Expansion with the larger Forfour and a utility vehicle for the U.S. turned out to be a “journey that was not taking us anywhere,” Zetsche says.
Killing the Forfour and restructuring Smart resulted in a €1.1 billion ($1.3 billion) charge in 2005.
Limiting the scope of the brand to one vehicle, the 2-door Fortwo available in a three models (two trim levels and a cabrio), is a profitable business model, Zetsche says.
The brand will start to earn money next year, he says.
The second-generation Fortwo will bow in the U.S. with all three versions.
All U.S. models will be powered by a new 64-hp engine, in naturally aspirated and turbocharged versions, supplied byMotors Corp., expected to achieve about 40 mpg (5.9 L/100 km) in combined city and highway driving.
That differs from the Canadian market, where the current Fortwo is available only with a diesel engine. The second-generation model will be offered with a choice of diesel or gasoline engine.

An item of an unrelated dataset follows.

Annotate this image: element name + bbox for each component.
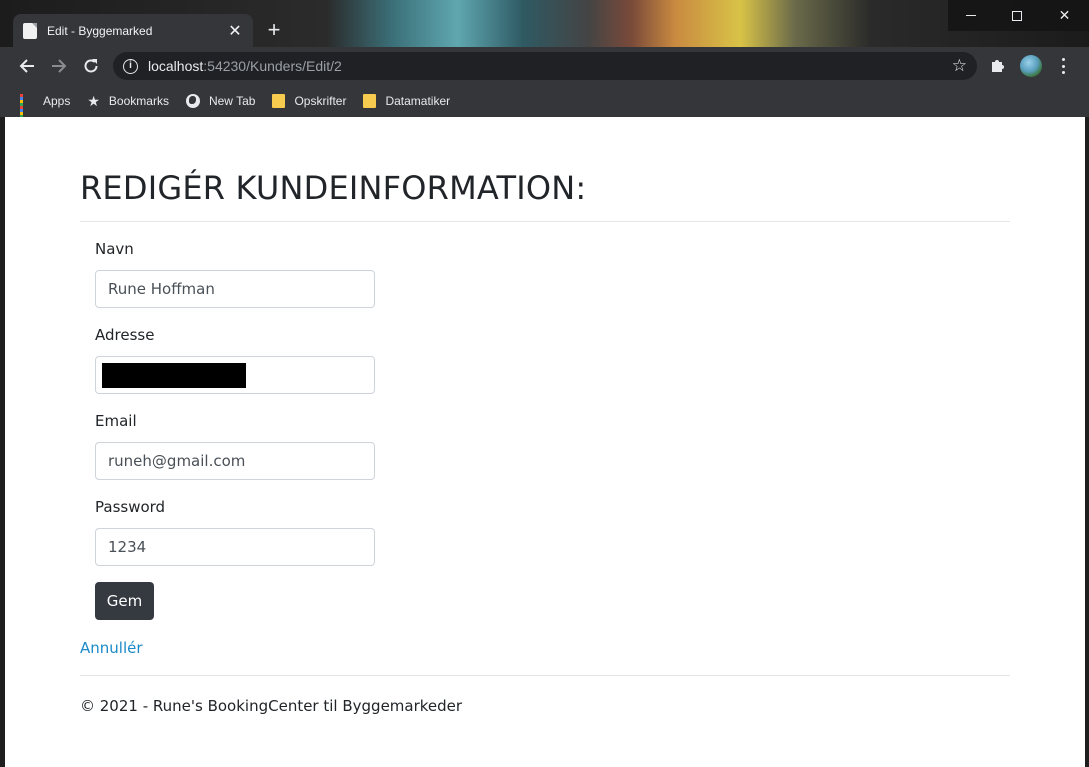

Penske says UAG already is exploring the addition of a diesel-powered Fortwo for the U.S. in the future, as well as studying the viability of a hybrid version.
Zetsche says the pending Fortwo was designed with the U.S. market in mind and meets all regulations and requirements, both safety and environmental.
Neither Zetsche nor Penske will provide anticipated volume for the U.S. but they take some confidence from the Canadian experience, where 2005 sales were forecast in the 1,500 range and ended the first full year on the market with 4,080 units sold.
With 915 sold in 2004 and 1,524 deliveries through May this year, Smart has sold a total of 6,519 units in Canada, according to Ward’s data.
Globally, Smart has sold more than 750,000 units since its inception, Zetsche says.
The Hambach plant currently has capacity for 140,000 units, with the ability to increase that number by 30%, Penske says.
Zetsche says there are no plans to build Smarts in the U.S.
Feedback from showing the Fortwo at the 2005 North American International Auto Show in Detroit confirmed the time was right to bring Smart to the U.S., Zetsche says.
The idea of bringing Smart to the U.S. was met with smirks in 2000, but conditions have changed, making an urban car appealing, he says, pointing to increased congestion in many cities; a shortage of parking spaces; and higher gasoline prices.
The business case, deliberately conservative, is not dependent on gas prices remaining high – but certainly benefits from current levels, with little reason to believe they will fall, Zetsche says. Even if currency rates become less favorable, the business case is sustainable, he adds.
In addition to high fuel economy, the tiny car has significantly lower emissions than most models on the market.
Adding fuel-efficient Smarts will help Mercedes in meeting corporate average fuel economy requirements, Zetsche says.
While equipped with many safety features, including an array of airbags, antilock brakes and electronic stability control, and having performed well in crash testing, Penske says he knows there will be an educational process to convince consumers the tiny vehicles are safe.